The United States on Friday denounced China's treatment of its Uighur Muslims in unusually strong terms, adding to a growing list of disputes in increasingly turbulent relations between the two powers.
Secretary of State Mike Pompeo voiced alarm after a United Nations report described the mass internment of Uighurs under the pretext of preventing extremism in the western Xinjiang region where the minority group is concentrated.
"Hundreds of thousands and possibly millions of Uighurs are held against their will in so-called re-education camps where they're forced to endure severe political indoctrination and other awful abuses," Pompeo said in a speech on the state of religious freedom around the world.
"Their religious beliefs are decimated," Pompeo said.
In a letter to Pompeo and Treasury Secretary Steve Mnuchin, both Republican and Democratic members of Congress late last month called for sanctions on Chinese officials implicated in the internment of Uighurs.
Pompeo did not say whether the United States would take punitive measures.
Even so, the remarks were striking for their tone, with President Donald Trump's administration putting human rights on the back seat in relations with allies such as Egypt and Saudi Arabia.
The Trump administration itself has faced criticism at home and abroad for its stance on Muslims, with the president as a candidate calling for a complete ban on Muslims entering the United States and, soon after taking office, barring entry to citizens of several Muslim-majority countries.
Pompeo also expressed concern about the fate of Christians in China, who he said had been targeted in a government crackdown.
The government, he said, has been "closing churches, burning Bibles and ordering followers to sign papers renouncing their faith."
- CHINA DEFENDS TREATMENT -
In an interview earlier in the week, Pompeo had described China as a greater threat to the United States than Russia, saying that Beijing was a "non-transparent government."
"It treats our intellectual property horribly, it treats its religious minorities horribly," he told Fox News.
China has rejected the findings of the UN Committee on the Elimination of Racial Discrimination.
Chinese foreign ministry spokeswoman Hua Chunying said last month that the report was "based on so-called information that is yet to be verified and has no factual basis."
Hua added that China was doing what was needed to combat extremism and terrorism on its western frontier.
Uighurs have long complained of systematic discrimination in the region, which activists call East Turkestan, with tensions especially rife in areas that have seen large-scale migration from China's dominant Han ethnicity.
The Uyghur Human Rights Project, an advocacy group that uses an alternative spelling for the minority group's name, has estimated that an entire 10 percent of the population has been detained as part of an indoctrination campaign.
- RISING DISPUTES -
The fresh focus on human rights comes as trade disputes mount between the world's two largest economies.
The two countries will launch new tariffs on Monday, with Washington targeting $200 billion in Chinese exports and Beijing hitting $60 billion worth of American products.
The two sides have already imposed tariffs on $50 billion in goods from each country.

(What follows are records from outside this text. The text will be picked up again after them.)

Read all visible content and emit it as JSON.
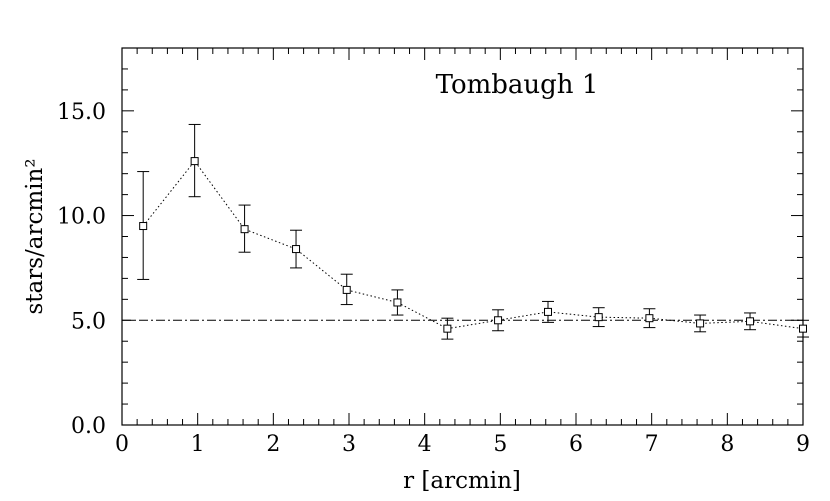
{
  "chart_data": {
    "type": "scatter",
    "title": "Tombaugh 1",
    "xlabel": "r [arcmin]",
    "ylabel": "stars/arcmin²",
    "xlim": [
      0,
      9
    ],
    "ylim": [
      0,
      18
    ],
    "x_ticks": [
      "0",
      "1",
      "2",
      "3",
      "4",
      "5",
      "6",
      "7",
      "8",
      "9"
    ],
    "y_ticks": [
      "0.0",
      "5.0",
      "10.0",
      "15.0"
    ],
    "background_level": 5.0,
    "grid": false,
    "series": [
      {
        "marker": "open-square",
        "line_style": "dotted",
        "x": [
          0.28,
          0.96,
          1.62,
          2.3,
          2.97,
          3.64,
          4.3,
          4.97,
          5.63,
          6.3,
          6.97,
          7.64,
          8.3,
          9.0
        ],
        "y": [
          9.5,
          12.6,
          9.35,
          8.4,
          6.45,
          5.85,
          4.6,
          5.0,
          5.4,
          5.15,
          5.1,
          4.85,
          4.95,
          4.6
        ],
        "err_low": [
          2.55,
          1.7,
          1.1,
          0.9,
          0.7,
          0.6,
          0.5,
          0.5,
          0.5,
          0.45,
          0.45,
          0.4,
          0.4,
          0.4
        ],
        "err_high": [
          2.6,
          1.75,
          1.15,
          0.9,
          0.75,
          0.6,
          0.5,
          0.5,
          0.5,
          0.45,
          0.45,
          0.4,
          0.4,
          0.4
        ]
      }
    ]
  }
}
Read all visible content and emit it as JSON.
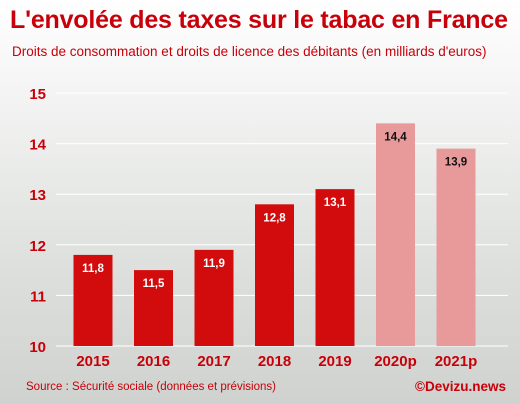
{
  "header": {
    "title": "L'envolée des taxes sur le tabac en France",
    "subtitle": "Droits de consommation et droits de licence des débitants (en milliards d'euros)"
  },
  "footer": {
    "source": "Source : Sécurité sociale (données et prévisions)",
    "credit": "©Devizu.news"
  },
  "colors": {
    "accent": "#c8000a",
    "bar_actual": "#d20b0d",
    "bar_forecast": "#e8999a",
    "grid": "#ffffff"
  },
  "chart_data": {
    "type": "bar",
    "categories": [
      "2015",
      "2016",
      "2017",
      "2018",
      "2019",
      "2020p",
      "2021p"
    ],
    "values": [
      11.8,
      11.5,
      11.9,
      12.8,
      13.1,
      14.4,
      13.9
    ],
    "labels": [
      "11,8",
      "11,5",
      "11,9",
      "12,8",
      "13,1",
      "14,4",
      "13,9"
    ],
    "forecast": [
      false,
      false,
      false,
      false,
      false,
      true,
      true
    ],
    "ylim": [
      10,
      15
    ],
    "yticks": [
      10,
      11,
      12,
      13,
      14,
      15
    ],
    "grid": true
  }
}
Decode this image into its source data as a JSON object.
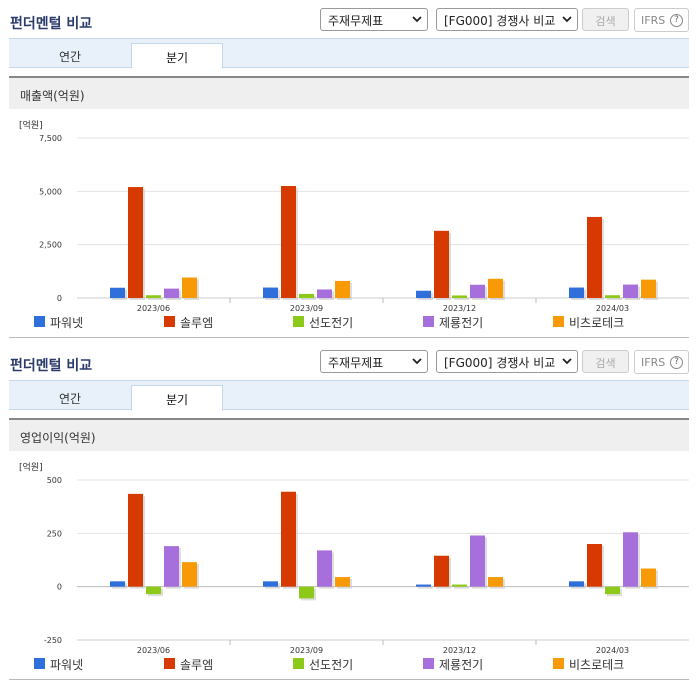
{
  "panels": [
    {
      "header_title": "펀더멘털 비교",
      "select1": "주재무제표",
      "select2": "[FG000] 경쟁사 비교",
      "search_label": "검색",
      "ifrs_label": "IFRS",
      "ifrs_help": "?",
      "tabs": [
        "연간",
        "분기"
      ],
      "active_tab": "분기",
      "chart_title": "매출액(억원)"
    },
    {
      "header_title": "펀더멘털 비교",
      "select1": "주재무제표",
      "select2": "[FG000] 경쟁사 비교",
      "search_label": "검색",
      "ifrs_label": "IFRS",
      "ifrs_help": "?",
      "tabs": [
        "연간",
        "분기"
      ],
      "active_tab": "분기",
      "chart_title": "영업이익(억원)"
    }
  ],
  "colors": {
    "파워넷": "#2f6fdc",
    "솔루엠": "#d63a00",
    "선도전기": "#8cc919",
    "제룡전기": "#a66fdc",
    "비츠로테크": "#f79a06"
  },
  "chart_data": [
    {
      "type": "bar",
      "title": "매출액(억원)",
      "unit_label": "[억원]",
      "categories": [
        "2023/06",
        "2023/09",
        "2023/12",
        "2024/03"
      ],
      "ylim": [
        0,
        7500
      ],
      "yticks": [
        0,
        2500,
        5000,
        7500
      ],
      "ytick_labels": [
        "0",
        "2,500",
        "5,000",
        "7,500"
      ],
      "grid": true,
      "legend_position": "bottom",
      "series": [
        {
          "name": "파워넷",
          "values": [
            480,
            490,
            340,
            490
          ]
        },
        {
          "name": "솔루엠",
          "values": [
            5200,
            5250,
            3150,
            3800
          ]
        },
        {
          "name": "선도전기",
          "values": [
            130,
            190,
            120,
            130
          ]
        },
        {
          "name": "제룡전기",
          "values": [
            440,
            400,
            620,
            630
          ]
        },
        {
          "name": "비츠로테크",
          "values": [
            960,
            800,
            900,
            860
          ]
        }
      ]
    },
    {
      "type": "bar",
      "title": "영업이익(억원)",
      "unit_label": "[억원]",
      "categories": [
        "2023/06",
        "2023/09",
        "2023/12",
        "2024/03"
      ],
      "ylim": [
        -250,
        500
      ],
      "yticks": [
        -250,
        0,
        250,
        500
      ],
      "ytick_labels": [
        "-250",
        "0",
        "250",
        "500"
      ],
      "grid": true,
      "legend_position": "bottom",
      "series": [
        {
          "name": "파워넷",
          "values": [
            25,
            25,
            10,
            25
          ]
        },
        {
          "name": "솔루엠",
          "values": [
            435,
            445,
            145,
            200
          ]
        },
        {
          "name": "선도전기",
          "values": [
            -35,
            -55,
            10,
            -35
          ]
        },
        {
          "name": "제룡전기",
          "values": [
            190,
            170,
            240,
            255
          ]
        },
        {
          "name": "비츠로테크",
          "values": [
            115,
            45,
            45,
            85
          ]
        }
      ]
    }
  ]
}
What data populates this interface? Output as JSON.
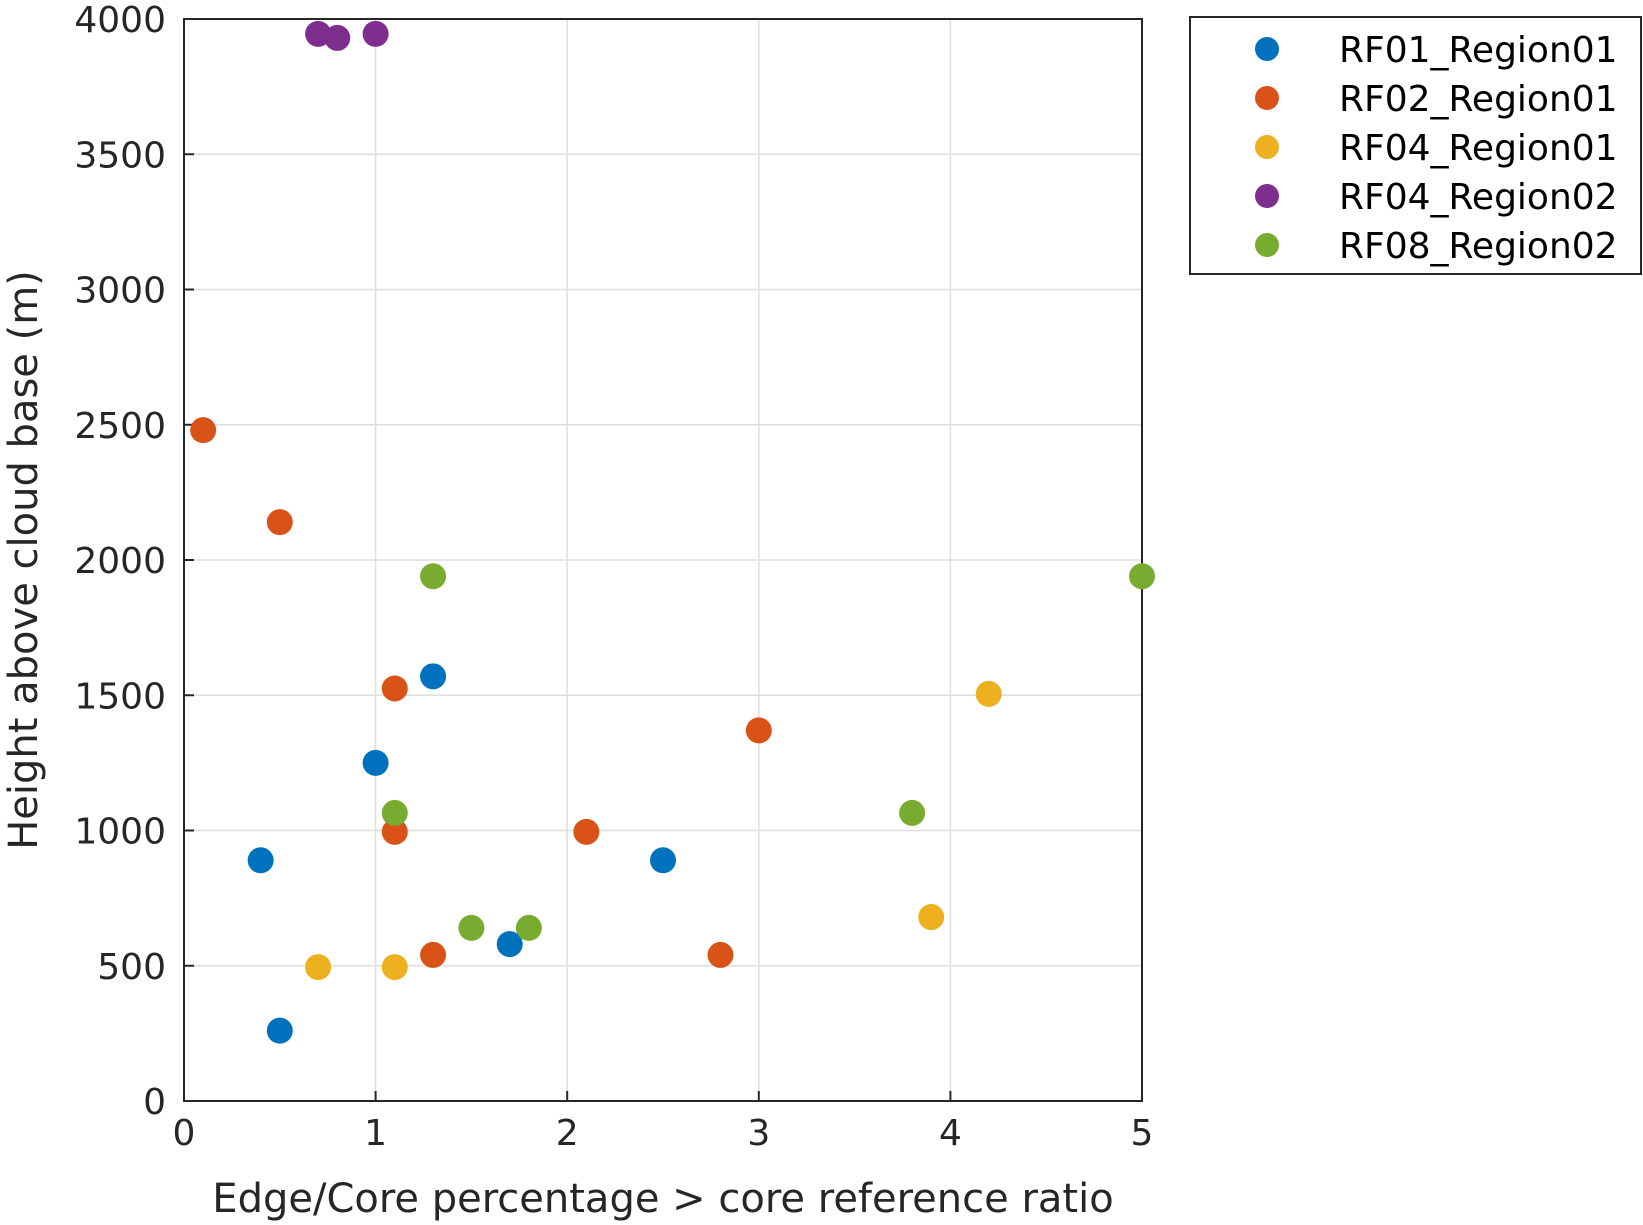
{
  "chart_data": {
    "type": "scatter",
    "title": "",
    "xlabel": "Edge/Core percentage > core reference ratio",
    "ylabel": "Height above cloud base (m)",
    "xlim": [
      0,
      5
    ],
    "ylim": [
      0,
      4000
    ],
    "x_ticks": [
      0,
      1,
      2,
      3,
      4,
      5
    ],
    "y_ticks": [
      0,
      500,
      1000,
      1500,
      2000,
      2500,
      3000,
      3500,
      4000
    ],
    "x_tick_labels": [
      "0",
      "1",
      "2",
      "3",
      "4",
      "5"
    ],
    "y_tick_labels": [
      "0",
      "500",
      "1000",
      "1500",
      "2000",
      "2500",
      "3000",
      "3500",
      "4000"
    ],
    "grid": true,
    "legend_position": "outside-top-right",
    "series": [
      {
        "name": "RF01_Region01",
        "color": "#0072BD",
        "points": [
          [
            0.4,
            890
          ],
          [
            0.5,
            260
          ],
          [
            1.0,
            1250
          ],
          [
            1.3,
            1570
          ],
          [
            1.7,
            580
          ],
          [
            2.5,
            890
          ]
        ]
      },
      {
        "name": "RF02_Region01",
        "color": "#D95319",
        "points": [
          [
            0.1,
            2480
          ],
          [
            0.5,
            2140
          ],
          [
            1.1,
            1525
          ],
          [
            1.1,
            995
          ],
          [
            1.3,
            540
          ],
          [
            2.1,
            995
          ],
          [
            2.8,
            540
          ],
          [
            3.0,
            1370
          ]
        ]
      },
      {
        "name": "RF04_Region01",
        "color": "#EDB120",
        "points": [
          [
            0.7,
            495
          ],
          [
            1.1,
            495
          ],
          [
            3.9,
            680
          ],
          [
            4.2,
            1505
          ]
        ]
      },
      {
        "name": "RF04_Region02",
        "color": "#7E2F8E",
        "points": [
          [
            0.7,
            3945
          ],
          [
            0.8,
            3930
          ],
          [
            1.0,
            3945
          ]
        ]
      },
      {
        "name": "RF08_Region02",
        "color": "#77AC30",
        "points": [
          [
            1.1,
            1065
          ],
          [
            1.3,
            1940
          ],
          [
            1.5,
            640
          ],
          [
            1.8,
            640
          ],
          [
            3.8,
            1065
          ],
          [
            5.0,
            1940
          ]
        ]
      }
    ]
  }
}
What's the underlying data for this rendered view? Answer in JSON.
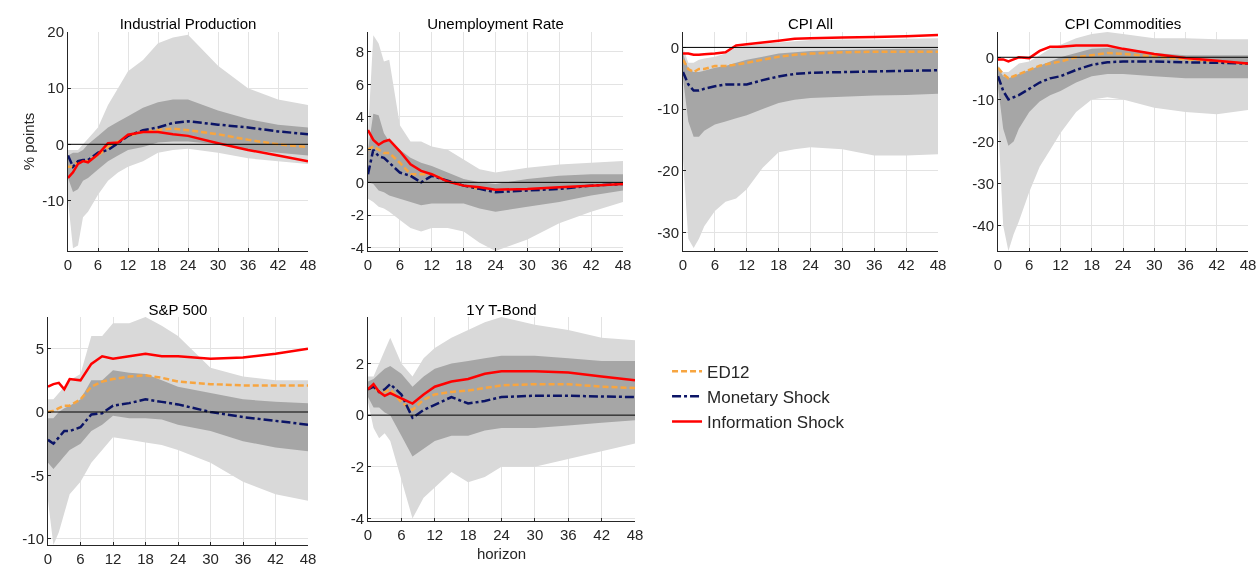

Trump in his first year appeared to relish a chummy rapport with Chinese President Xi Jinping, whom he invited to his Mar-a-Lago estate in Florida. But relations have wobbled as Trump takes an increasingly hard line to protect domestic industry.
Moving a step further, the United States said Thursday it was placing financial sanctions on the Equipment Development Department of China's defense ministry as well as its top administrator for violating sanctions on Russia by buying Sukhoi Su-35 fighter jets and S-400 surface-to-air missiles.
Russia and China both lashed out at the move, with Beijing urging the United States to withdraw the sanctions or "bear the consequences."